Apple supersizes its tablet with new 12.9in iPad Pro, is it the best tablet

Company hopes larger iPad will appeal to businesses and professionals to revive flagging tablet sales, but runs risk of cannibalizing laptop market

Apple’s large new iPad Pro has a 12.9in screen and comes with a stylus that Apple has named Pencil. Photograph: Apple

Apple has announced a new iPad Pro with a larger 12.9in screen and a focus on productivity.

The company’s chief executive Tim Cook took to the stage of San Francisco’s large Bill Graham Civic Auditorium to announce the new iPad, alongside a series of updates to the company’s other products including the iPhone.

Cook said: “We asked ourselves, how could we take iPad even further? Now we have the biggest news in iPad since the iPad – the iPad Pro the most powerful and capable iPad we’ve ever created.”

The new stylus that Apple has named Pencil

The iPad Pro is the first iPad since the first iPad’s launch in 2010 to have a screen larger than 9.7in and has the same width screen as the iPad Air 2’s height.

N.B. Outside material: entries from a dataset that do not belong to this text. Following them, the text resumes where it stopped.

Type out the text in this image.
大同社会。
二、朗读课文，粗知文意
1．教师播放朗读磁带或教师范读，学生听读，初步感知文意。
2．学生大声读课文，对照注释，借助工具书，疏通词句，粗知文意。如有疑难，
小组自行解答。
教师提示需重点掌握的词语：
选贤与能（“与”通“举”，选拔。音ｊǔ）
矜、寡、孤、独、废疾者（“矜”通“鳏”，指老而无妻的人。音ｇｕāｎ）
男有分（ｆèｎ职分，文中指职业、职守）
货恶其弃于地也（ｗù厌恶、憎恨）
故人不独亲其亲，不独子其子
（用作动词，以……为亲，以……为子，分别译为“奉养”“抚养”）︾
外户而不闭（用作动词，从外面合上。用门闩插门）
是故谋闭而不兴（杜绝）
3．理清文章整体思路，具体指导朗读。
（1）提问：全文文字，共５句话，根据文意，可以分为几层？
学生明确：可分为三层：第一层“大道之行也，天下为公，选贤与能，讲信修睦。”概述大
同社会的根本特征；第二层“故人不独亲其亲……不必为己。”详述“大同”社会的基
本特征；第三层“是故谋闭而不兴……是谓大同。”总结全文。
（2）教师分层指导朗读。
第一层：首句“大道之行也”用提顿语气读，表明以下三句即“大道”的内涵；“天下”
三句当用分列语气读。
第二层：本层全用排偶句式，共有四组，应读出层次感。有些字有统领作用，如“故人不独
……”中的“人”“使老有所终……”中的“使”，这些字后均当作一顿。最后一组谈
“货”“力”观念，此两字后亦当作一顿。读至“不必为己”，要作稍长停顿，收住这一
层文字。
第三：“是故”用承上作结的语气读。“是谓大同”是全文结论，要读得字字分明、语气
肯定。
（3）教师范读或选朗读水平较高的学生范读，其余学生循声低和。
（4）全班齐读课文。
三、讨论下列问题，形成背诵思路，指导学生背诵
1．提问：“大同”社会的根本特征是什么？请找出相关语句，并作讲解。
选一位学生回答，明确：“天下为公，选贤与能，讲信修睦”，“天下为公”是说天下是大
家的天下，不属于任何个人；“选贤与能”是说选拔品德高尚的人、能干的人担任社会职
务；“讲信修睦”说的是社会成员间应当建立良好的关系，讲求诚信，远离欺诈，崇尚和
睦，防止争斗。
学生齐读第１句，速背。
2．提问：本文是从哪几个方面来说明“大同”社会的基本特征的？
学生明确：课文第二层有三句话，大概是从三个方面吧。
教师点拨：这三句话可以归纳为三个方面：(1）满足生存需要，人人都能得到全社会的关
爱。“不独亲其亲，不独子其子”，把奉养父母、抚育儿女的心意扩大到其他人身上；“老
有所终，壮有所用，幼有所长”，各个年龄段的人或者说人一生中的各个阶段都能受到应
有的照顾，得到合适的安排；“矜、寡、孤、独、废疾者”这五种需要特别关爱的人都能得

The iPad Pro, similar to Apple’s MacBook Pro and Mac Pro computer lines, is being marketed as a business or professional tablet, capable of running two full-sized applications side-by-side on the screen.

Measuring 12.9in diagonally, the iPad Pro’s screen offers 76% more screen area than the current 9.7in, with the same 4:3 ratio for its width and length.

The new tablet will use Apple’s new A9X processor, which is 1.8 times faster than the previous generation A8X used in 2014’s iPad Air 2. Its graphics performance is twice that of the A8X, which will help drive the large, high-density screen with 5.9 million pixels.

“It’s faster than 80% of the processors of portable PCs that were shipped in the last 12 months, and faster than 90% of the graphics of the portable PC shipped,” said Apple’s Phil Schiller on stage.

The new iPad Pro comes with a boosted speaker setup

The iPad Pro also has 10 hours of battery life, matching the iPad Air 2, is 6.9mm thick (0.8mm thicker than the Air 2) and has four speakers creating stereo sound. The iPad Pro will be available in November in silver, gold and space grey for $799 with 32GB of storage, with versions with 128GB of storage and 4G connectivity costing $1,079.

Keyboard like the Microsoft Surface tablets

Apple also released their own version of Microsoft’s Touch Cover, which was released with the original Surface Tablet. The Apple Smart Keyboard costs $169 magnetically attaches to a new Smart Connector port on the bottom of the iPad forming a screen cover when closed.

Apple also released a pixel-accurate pressure sensitive stylus for the iPad Pro called the Apple Pencil, again similar to Microsoft’s Surface stylus. The Pencil is charged via the Lightning Connector directly from the iPad Pro and costs $99.

Microsoft demonstrated its Office suite on iPad Pro on stage, including using the Apple Pencil. Adobe also showed off new additions to its creative applications for iPad, which now support the Pencil.

The larger iPad Pro, which joins the 9.7in iPad Air 2 and the 7.9in iPad Mini lines, runs the risk of cannibalizing Apple’s laptop sales, reaching similar costs at the tablet’s highest specifications with 4G connectivity as the MacBook Air line. It could be more attractive to business users, who have already started to use Apple’s 9.7in iPad as a cheaper, more secure and longer-lasting laptop alternative.

The NHS, publishers and other office-based industries have adopted the iPad as a work machine, but a larger tablet combined with a deal Apple signed in July with IBM could be crucial to reviving flagging sales.

IBM released a collection of business applications for Apple’s iPad in December for banking, retail, governments and the telecommunications sector.

Apple has seen five straight quarters of declining sales of its iPad line, despite the launch of a thinner iPad Air 2 and iPad Mini 3, both introducing Apple’s Touch ID fingerprint sensor.

Consumers have cooled on tablets, with the global shipments of the devices falling since the fourth quarter of 2014. A slower rate of tablet-replacement compared to smartphones, and cannibalization by larger-screened smartphones including Apple’s own 5.5in iPhone 6 Plus and phablets such as the 5.7in Samsung Galaxy S6 Edge+ and 6in Google Nexus 6, have been blamed.

Apple’s share of the global tablet market was also down 5% year on year in the fourth quarter of 2014 at 28.1%, according to data from research firm IDC.